Tuesday, May 26, 2026

Other applicants whose cumulative life experiences better aligned

 It’s 5:30 in the morning. I wake up on a couch, check my phone, and there it is — another rejection letter.

Other applicants whose cumulative life experiences better aligned.”

That line hit hard.

I stopped applying for many jobs after hundreds — maybe over a thousand — applications over the years. People who have not lived through long-term job rejection do not understand what it does to a person psychologically. Every application takes energy, hope, tailoring resumes, writing cover letters, emotional labour, and then often silence or rejection.

Eventually, people stop because survival itself becomes exhausting.

I am now less than a year away from my pension, trying to survive nine more months in an economy that feels increasingly impossible. My dog-walking and house-sitting arrangement ended because the friend I was staying with became too ill to manage without professional care. Life changes quickly when you are already financially vulnerable.

Now I am couchsurfing.

I clean one house a week. I am trying to find more dog-walking work because so many jobs are either physically too demanding, emotionally draining, don’t pay enough to survive, or simply will not hire older workers with unconventional backgrounds.

And while ordinary people struggle harder than ever, we are constantly told there is no money.

I don’t believe that anymore.

There is money. Massive amounts of money. The question is where it goes, who controls it, and why so many systems designed to “help” seem unable to stop worsening poverty, homelessness, addiction, and hopelessness.

We need to have an honest conversation about the nonprofit industry in British Columbia.

Not every person working in nonprofits is bad. Many frontline workers are exhausted and trying their best. But the overall model is failing badly. Administrative structures continue growing while homelessness and housing insecurity explode across BC.

Look at the scandals we have already seen, including questions surrounding organizations like Atira. Meanwhile, more people are sleeping in vehicles, couchsurfing, living in fear of eviction, or one illness away from homelessness.

The unhoused and vulnerable in BC are being squeezed from every direction while governments prepare for global events like FIFA and market Vancouver as a world-class destination.

World-class for who?

Because for many residents, survival is becoming terrifying.

I recently saw a hiring video from Lake Louise. Out of almost everyone shown, nearly every worker appeared to be from overseas — many with English or Irish accents. Meanwhile, countless Canadians, older workers, and struggling locals cannot find stable work.

People feel discarded.

And maybe that is why so many are angry.

We are told to keep applying, keep smiling, keep adapting, keep “upskilling,” while rents skyrocket, wages stagnate, and social systems become increasingly bureaucratic and disconnected from real life.

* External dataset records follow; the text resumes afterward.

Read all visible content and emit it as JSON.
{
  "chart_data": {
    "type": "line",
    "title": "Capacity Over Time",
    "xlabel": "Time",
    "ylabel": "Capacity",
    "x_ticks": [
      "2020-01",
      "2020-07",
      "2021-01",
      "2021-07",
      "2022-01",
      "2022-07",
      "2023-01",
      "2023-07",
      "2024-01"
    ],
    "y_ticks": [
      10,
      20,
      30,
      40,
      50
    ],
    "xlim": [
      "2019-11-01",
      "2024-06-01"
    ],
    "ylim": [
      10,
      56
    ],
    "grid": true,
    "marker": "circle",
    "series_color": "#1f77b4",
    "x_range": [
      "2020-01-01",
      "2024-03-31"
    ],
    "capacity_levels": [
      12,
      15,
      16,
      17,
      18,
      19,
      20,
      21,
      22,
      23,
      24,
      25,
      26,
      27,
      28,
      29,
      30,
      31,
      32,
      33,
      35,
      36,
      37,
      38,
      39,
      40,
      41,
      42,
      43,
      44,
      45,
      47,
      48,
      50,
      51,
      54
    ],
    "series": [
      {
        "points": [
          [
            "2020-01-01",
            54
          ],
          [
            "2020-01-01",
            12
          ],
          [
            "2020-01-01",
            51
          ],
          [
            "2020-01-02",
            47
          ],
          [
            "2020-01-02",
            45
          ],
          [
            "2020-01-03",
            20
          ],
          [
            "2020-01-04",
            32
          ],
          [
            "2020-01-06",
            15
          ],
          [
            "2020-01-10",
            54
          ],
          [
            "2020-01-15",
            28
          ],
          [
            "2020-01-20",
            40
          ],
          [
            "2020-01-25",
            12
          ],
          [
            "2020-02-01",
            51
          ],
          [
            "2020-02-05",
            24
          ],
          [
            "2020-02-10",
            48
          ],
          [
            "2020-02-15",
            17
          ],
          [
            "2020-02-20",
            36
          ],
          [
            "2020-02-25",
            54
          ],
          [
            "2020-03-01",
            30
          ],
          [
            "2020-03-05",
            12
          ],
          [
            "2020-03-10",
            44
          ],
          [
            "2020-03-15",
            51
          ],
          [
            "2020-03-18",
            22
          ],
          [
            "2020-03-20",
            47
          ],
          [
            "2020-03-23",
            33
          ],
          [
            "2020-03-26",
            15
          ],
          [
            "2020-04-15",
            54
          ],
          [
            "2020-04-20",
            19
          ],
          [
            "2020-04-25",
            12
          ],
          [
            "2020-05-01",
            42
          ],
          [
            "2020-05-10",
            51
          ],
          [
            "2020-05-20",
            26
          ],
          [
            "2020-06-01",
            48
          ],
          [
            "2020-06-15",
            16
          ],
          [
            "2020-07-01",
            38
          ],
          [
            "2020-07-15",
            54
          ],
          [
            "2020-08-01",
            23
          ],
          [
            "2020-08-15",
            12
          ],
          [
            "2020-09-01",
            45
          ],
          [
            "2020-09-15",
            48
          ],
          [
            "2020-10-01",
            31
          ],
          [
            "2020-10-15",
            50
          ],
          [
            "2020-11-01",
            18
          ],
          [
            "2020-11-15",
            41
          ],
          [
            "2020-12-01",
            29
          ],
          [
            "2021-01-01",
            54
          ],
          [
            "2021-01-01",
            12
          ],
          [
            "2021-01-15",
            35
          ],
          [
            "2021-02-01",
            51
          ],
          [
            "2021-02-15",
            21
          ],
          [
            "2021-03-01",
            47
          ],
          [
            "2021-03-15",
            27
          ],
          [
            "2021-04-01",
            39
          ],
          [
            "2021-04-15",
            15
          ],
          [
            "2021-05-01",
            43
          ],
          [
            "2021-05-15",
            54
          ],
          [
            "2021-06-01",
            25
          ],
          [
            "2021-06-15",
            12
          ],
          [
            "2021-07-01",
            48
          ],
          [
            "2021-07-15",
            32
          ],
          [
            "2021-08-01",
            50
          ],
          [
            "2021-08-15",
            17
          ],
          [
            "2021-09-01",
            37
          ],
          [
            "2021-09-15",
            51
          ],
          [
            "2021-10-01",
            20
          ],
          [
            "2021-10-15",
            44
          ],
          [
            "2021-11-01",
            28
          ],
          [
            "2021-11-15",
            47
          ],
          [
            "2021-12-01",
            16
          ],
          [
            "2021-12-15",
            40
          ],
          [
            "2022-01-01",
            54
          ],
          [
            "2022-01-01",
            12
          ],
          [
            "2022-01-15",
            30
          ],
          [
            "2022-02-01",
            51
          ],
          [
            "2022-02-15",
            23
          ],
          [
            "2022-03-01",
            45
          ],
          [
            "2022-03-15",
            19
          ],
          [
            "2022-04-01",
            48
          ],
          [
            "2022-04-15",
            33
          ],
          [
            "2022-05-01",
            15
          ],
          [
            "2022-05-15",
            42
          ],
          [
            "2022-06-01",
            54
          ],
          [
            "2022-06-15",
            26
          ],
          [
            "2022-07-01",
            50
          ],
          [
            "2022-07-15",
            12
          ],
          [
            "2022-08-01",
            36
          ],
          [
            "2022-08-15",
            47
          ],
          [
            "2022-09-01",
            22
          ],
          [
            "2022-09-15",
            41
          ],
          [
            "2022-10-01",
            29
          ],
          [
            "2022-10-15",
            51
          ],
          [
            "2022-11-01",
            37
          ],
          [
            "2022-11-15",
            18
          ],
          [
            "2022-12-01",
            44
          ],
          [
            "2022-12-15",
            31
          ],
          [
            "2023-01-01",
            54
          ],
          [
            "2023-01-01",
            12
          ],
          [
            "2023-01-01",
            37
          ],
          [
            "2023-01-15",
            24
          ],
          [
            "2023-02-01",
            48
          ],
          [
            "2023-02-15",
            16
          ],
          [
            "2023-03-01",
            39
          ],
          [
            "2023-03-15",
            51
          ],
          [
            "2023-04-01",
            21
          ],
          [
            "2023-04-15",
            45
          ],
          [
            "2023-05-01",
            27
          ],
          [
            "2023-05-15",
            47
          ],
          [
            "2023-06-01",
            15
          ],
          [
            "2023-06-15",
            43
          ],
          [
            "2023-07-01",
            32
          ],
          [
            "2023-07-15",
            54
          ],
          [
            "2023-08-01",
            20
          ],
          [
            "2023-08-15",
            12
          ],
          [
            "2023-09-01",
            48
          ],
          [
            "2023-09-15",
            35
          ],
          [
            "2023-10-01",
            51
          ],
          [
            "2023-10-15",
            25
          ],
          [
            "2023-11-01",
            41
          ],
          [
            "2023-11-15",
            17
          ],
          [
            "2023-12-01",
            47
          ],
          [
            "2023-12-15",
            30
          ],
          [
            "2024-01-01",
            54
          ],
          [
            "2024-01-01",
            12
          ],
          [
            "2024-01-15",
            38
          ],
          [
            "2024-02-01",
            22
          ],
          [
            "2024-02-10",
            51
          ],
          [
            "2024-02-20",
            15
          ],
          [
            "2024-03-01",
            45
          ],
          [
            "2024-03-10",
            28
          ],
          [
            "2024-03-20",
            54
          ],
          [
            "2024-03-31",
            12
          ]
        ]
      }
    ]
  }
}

Indigenous communities understood something modern society forgot during hard times: community survival matters. Shared food, shared knowledge, shared responsibility. Many Elders have pointed out that during the Depression, some communities survived because they still understood land, food preservation, mutual support, and collective care.

Modern society replaced much of that with systems, paperwork, administration, and profit-driven thinking.

Now many people feel trapped inside systems that no longer function for ordinary human beings.

This is not just about me waking up to another rejection letter at dawn.

This is about a growing number of people quietly living on the edge, exhausted, aging, underhoused, and wondering how a wealthy country became so difficult to survive in.

  1. At what point does repeated job rejection stop being “motivation” and start becoming psychological harm?

  2. Why are so many older workers struggling to find stable employment despite decades of life and work experience?

  3. How can homelessness and housing insecurity continue rising in one of the wealthiest countries in the world?

  4. Are nonprofit organizations being structured in ways that truly solve problems, or mainly manage ongoing crises?

  5. Why do governments and corporations always seem to find money for mega-events, development, and marketing, but not enough for affordable housing or income security?

  6. What happens to a society when more people feel disposable, invisible, or economically trapped?

  7. Have modern systems become too bureaucratic and disconnected from real human needs and community care?

  8. What can we learn from Indigenous and traditional community models about survival, food security, and mutual support during difficult times?

  9. How many people are quietly couchsurfing, underhoused, or one emergency away from homelessness without being counted in official statistics?

  10. What kind of future are we creating if ordinary people must live in fear of aging, illness, or losing housing in order to survive?